Todos os caminhos do percurso real, desde os paços ao cais, tinham de cada lado incontáveis estandartes e bandeiras a esvoaçarem ao vento, intervalados por páyungs ou pára-sóis de três fieiras, de seda franjada, ornamentados com ouro, assim como grande número de gamelans com os músicos a tangerem com todo o vigor a panóplia dos seus instrumentos. Uma fila interminável de lanceiros com os seus trajos de guerra, de cuja faixa de cintura de várias voltas pendiam a espada e três crises, um de cada lado e o terceiro atrás, exibiam-se em atitude de combate.

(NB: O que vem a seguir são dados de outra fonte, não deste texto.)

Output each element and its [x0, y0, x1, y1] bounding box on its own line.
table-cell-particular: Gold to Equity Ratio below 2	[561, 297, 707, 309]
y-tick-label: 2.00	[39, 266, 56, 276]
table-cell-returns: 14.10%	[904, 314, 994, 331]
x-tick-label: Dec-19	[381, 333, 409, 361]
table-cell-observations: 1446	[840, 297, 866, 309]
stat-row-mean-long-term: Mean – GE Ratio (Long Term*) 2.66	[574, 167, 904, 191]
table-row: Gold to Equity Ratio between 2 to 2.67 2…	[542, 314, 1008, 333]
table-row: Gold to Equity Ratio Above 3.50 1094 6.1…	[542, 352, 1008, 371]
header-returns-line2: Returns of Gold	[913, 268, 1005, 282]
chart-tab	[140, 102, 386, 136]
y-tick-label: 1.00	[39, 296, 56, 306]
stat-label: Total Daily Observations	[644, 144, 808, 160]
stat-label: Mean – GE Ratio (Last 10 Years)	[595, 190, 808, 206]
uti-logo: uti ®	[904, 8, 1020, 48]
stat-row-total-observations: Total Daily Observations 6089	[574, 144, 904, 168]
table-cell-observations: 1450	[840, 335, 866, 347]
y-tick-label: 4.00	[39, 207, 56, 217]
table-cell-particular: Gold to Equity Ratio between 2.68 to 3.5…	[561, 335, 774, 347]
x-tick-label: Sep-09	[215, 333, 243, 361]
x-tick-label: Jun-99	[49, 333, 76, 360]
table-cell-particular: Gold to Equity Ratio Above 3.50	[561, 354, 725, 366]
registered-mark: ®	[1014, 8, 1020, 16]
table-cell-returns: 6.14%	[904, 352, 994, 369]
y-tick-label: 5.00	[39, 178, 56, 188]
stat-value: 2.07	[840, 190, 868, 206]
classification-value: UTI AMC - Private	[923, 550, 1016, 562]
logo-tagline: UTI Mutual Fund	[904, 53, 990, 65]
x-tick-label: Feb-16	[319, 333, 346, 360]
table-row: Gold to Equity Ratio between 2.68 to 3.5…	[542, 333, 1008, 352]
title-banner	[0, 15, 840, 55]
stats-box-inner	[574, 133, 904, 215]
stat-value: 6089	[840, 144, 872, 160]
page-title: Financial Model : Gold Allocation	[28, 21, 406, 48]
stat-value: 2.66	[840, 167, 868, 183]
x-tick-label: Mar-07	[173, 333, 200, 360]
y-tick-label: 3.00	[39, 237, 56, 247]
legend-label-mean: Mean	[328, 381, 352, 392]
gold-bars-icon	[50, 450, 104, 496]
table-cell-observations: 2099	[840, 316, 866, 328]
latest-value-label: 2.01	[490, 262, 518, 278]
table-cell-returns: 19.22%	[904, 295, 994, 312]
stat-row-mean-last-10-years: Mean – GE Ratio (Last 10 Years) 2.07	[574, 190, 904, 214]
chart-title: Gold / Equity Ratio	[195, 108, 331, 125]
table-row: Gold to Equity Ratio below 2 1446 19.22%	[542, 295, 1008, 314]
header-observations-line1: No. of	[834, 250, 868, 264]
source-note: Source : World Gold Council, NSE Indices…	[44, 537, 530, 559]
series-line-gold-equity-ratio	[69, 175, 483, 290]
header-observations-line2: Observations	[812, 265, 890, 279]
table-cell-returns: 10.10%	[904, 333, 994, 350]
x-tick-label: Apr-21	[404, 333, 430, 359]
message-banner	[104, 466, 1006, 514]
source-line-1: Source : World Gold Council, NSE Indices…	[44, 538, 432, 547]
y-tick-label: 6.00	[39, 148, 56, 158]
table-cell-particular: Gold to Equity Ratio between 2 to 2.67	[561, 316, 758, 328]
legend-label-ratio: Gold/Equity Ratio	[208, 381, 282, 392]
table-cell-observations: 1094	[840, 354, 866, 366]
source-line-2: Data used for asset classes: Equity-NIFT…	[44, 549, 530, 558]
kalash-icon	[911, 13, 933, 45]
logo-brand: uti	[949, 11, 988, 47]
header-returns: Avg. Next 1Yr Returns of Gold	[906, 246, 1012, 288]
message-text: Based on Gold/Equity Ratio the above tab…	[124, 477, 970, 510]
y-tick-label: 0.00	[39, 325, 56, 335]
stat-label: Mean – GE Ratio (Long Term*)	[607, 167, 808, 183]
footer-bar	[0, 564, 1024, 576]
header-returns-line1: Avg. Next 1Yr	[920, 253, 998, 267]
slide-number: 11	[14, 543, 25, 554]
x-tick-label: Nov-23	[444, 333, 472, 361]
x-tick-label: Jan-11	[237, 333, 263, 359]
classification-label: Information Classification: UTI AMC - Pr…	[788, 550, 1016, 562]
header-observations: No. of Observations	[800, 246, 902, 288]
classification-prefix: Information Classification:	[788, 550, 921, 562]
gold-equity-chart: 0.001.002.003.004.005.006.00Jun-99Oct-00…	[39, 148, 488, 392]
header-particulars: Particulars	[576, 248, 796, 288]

Nenhum pormenor fora descurado para mostrar a riqueza e o alto estado do rei, a começar pelo páyung cor de ouro que só ele pode usar, erguido bem alto por um portador na frente do cortejo. Numa carreta puxada a cavalos, em forma de leito, com um belo trabalho de marcenaria, vem Hasanudin, nu da cintura para cima, com o torso e os braços cobertos por um pó amarelo brilhante. Ornado com muitas jóias, traz um pano de seda a envolver-lhe as ancas, caindo em pregas, apertado por uma faixa de cintura, onde brilha o punho trabalhado do cris de ouro. A seu lado repousa o escudo, com incrustações de pedras preciosas, mais por vaidade do que para se proteger dos ataques traiçoeiros de um qualquer amouco ou rival que lhe cobice o trono, porque para o defender tem a sua poderosa hoste de lanceiros, os wáhos. Seguem-no oito portadores das imagens do elefante sagrado e do touro e um segundo grupo de palafreneiros que conduz quatro cavalos ricamente ajaezados.